Designing for Chance memories
(PhD research, completed February 2015) Designs for chance memories introduce proposals that promote new thinking around how design might support personal remembering.
People give huge importance to preserving their memories as a way of understanding who they are and what they are about. Current memory support systems, however, favour people self-prescribing time and space to collect, store and maintain explicit memory triggers (e.g.photographs, videos, memorabilia). Finding time to access such systems and their potential triggers to engage in reminiscence is a process requiring great effort, organisation and dedication.
The proposals presented in the accompanying book build on the view that it is not the supports that contain the memory but people to explore new systems that hint at memories rather than serving as repositories. This offers great scope for designers, as systems no longer have to be designed around personal memory evidence alleviating the need for people to contribute, update and retrieve personal content.
To achieve this, understanding around involuntary memory provides inspiration and is explored more and more as the proposals develop. The proposals build on current methods for capturing, archiving and accessing memory triggers, through to understanding how the nature of memory, specifically triggering unexpected memories, might introduce new spaces for memory support.
Overall, these proposals offer a new distinctive approach for supporting personal memories as an alternative to prescribing explicit, intense and pro-active memory recall instalments.
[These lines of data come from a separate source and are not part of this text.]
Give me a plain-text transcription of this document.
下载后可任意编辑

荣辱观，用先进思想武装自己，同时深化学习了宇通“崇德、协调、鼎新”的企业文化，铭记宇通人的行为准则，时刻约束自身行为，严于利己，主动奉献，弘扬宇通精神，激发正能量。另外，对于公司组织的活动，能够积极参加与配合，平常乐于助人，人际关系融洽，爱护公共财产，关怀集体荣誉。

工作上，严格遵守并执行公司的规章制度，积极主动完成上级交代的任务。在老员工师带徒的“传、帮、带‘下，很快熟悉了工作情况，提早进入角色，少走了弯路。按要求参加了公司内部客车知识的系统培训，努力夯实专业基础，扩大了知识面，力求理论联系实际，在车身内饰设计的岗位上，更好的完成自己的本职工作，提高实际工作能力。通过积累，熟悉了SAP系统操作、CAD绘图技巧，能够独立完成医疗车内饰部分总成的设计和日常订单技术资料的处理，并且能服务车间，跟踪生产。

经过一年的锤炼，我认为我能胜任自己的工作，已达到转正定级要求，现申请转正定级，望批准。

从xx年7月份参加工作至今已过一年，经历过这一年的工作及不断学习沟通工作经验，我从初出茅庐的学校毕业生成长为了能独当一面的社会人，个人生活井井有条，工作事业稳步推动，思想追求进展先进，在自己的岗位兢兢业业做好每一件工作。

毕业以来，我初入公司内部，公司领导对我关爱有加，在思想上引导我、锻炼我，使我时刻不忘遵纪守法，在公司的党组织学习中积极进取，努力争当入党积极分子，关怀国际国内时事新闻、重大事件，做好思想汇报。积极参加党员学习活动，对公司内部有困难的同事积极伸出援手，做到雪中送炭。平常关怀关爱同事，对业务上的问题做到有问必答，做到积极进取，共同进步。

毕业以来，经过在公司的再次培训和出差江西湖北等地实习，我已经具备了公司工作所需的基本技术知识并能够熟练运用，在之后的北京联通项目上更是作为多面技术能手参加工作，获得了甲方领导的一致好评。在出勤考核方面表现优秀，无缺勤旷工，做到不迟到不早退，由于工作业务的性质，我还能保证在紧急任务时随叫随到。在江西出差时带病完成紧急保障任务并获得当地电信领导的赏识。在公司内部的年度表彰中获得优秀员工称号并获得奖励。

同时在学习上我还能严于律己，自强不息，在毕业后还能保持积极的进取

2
They present ideas that are sympathetic to how people naturally remember and their need for spontaneous, lightweight memory recall.
The aim of these proposals is not to offer solutions to concerns around personal memories, but to stimulate thought and discussion of what might happen with such systems in place. The proposals reveal how people’s experiences of memories could be extended and altered beyond memory support systems and practices currently available.
Trending shelf
This shelf takes the physical properties of memorabilia objects as access points to additional information stored in online databases. Memorabilia objects are often kept as physical markers to personal memories but when on permanent display, over time they may loose their ability to cue memories as they become almost unnoticed.
The shelf gives objects a refreshed display by searching for, and displaying, recent digital content based on associated key words. This content may come from current news stories, comments from recent visitors or similarly related information. Displayed on the front of the shelf in a ticker tape-like display feed, other people’s discussions and news around the object’s current significance might prompt and refresh our own associated memories.
Car boot coffee table
The table displays items currently for sale on online second-hand selling sites. The table has a display beneath a glass top that haphazardly displays items on the screen, similar to table-tops at car boot sales. When used as a coffee table, having the display beneath ensures it becomes obscured at times offering limited views that warrant physical interaction for further discovery.
The items appear on the table when listed on an online selling site (such as Ebay, Freecycle or Oxfam), and disappear when sold. This produces a frequently changing, evolving and chaotic display of many layers. Similar to a car boot sale, the objects on display offer occasional triggers to memories, where living with the display over time is likely to offer many unexpected discoveries of forgotten memories.
Flickr world map
This proposal illustrates how an existing database of information that uses keyword filters to search for information can be re-appropriated to trigger personal memories. The proposal consists of a large map of the world on the wall with reposition able display frames. Using the frames, people are encouraged to create a collage of discovered photos from around the world by mooring the frames over the map. As places are chosen the system recognises the frame’s location and collects photos from the Flickr website tagged to that place.
With different styles of frames, the system offers additional search filters to location, such as photos tagged as family, wedding, anniversary, university, school, holiday etc. Using the system people are likely to choose places and filters with personal resonance; places they studied, family holidays, architectural landmarks. Though the images displayed belong to other people, it is possible to imagine the user’s own personal memories being triggered from seeing such photos.
Word generator
Consisting of a collection of boxes, each offers a pre-defined one-word search option of your acquaintances online account activity. Using a key word to generate searches, the boxes display random matches from a friend’s status, providing new spaces to imagine and reflect upon past experiences and understanding, and moments for forming new associations. Other applications might see a separate box for each acquaintance, with updates whittled down to a single-word display of recent online presence.
Providing a window into the general activity or mood of a group of people could encourage reflection on current activity through vague references and past understanding. These boxes might provide reassurance that your community is content, or concern over an unexpected clue that needs further investigation. They might also offer occasional and unexpected prompts to the past when words resonate personally and the box becomes momentarily disassociated with the creator. Words, whether associated directly with their source or taken out of context, can often offer hints and cues to memories. These boxes begin to explore ways of collecting and presenting words to encourage imagining around their source and current display, offering spaces to explore and make connections.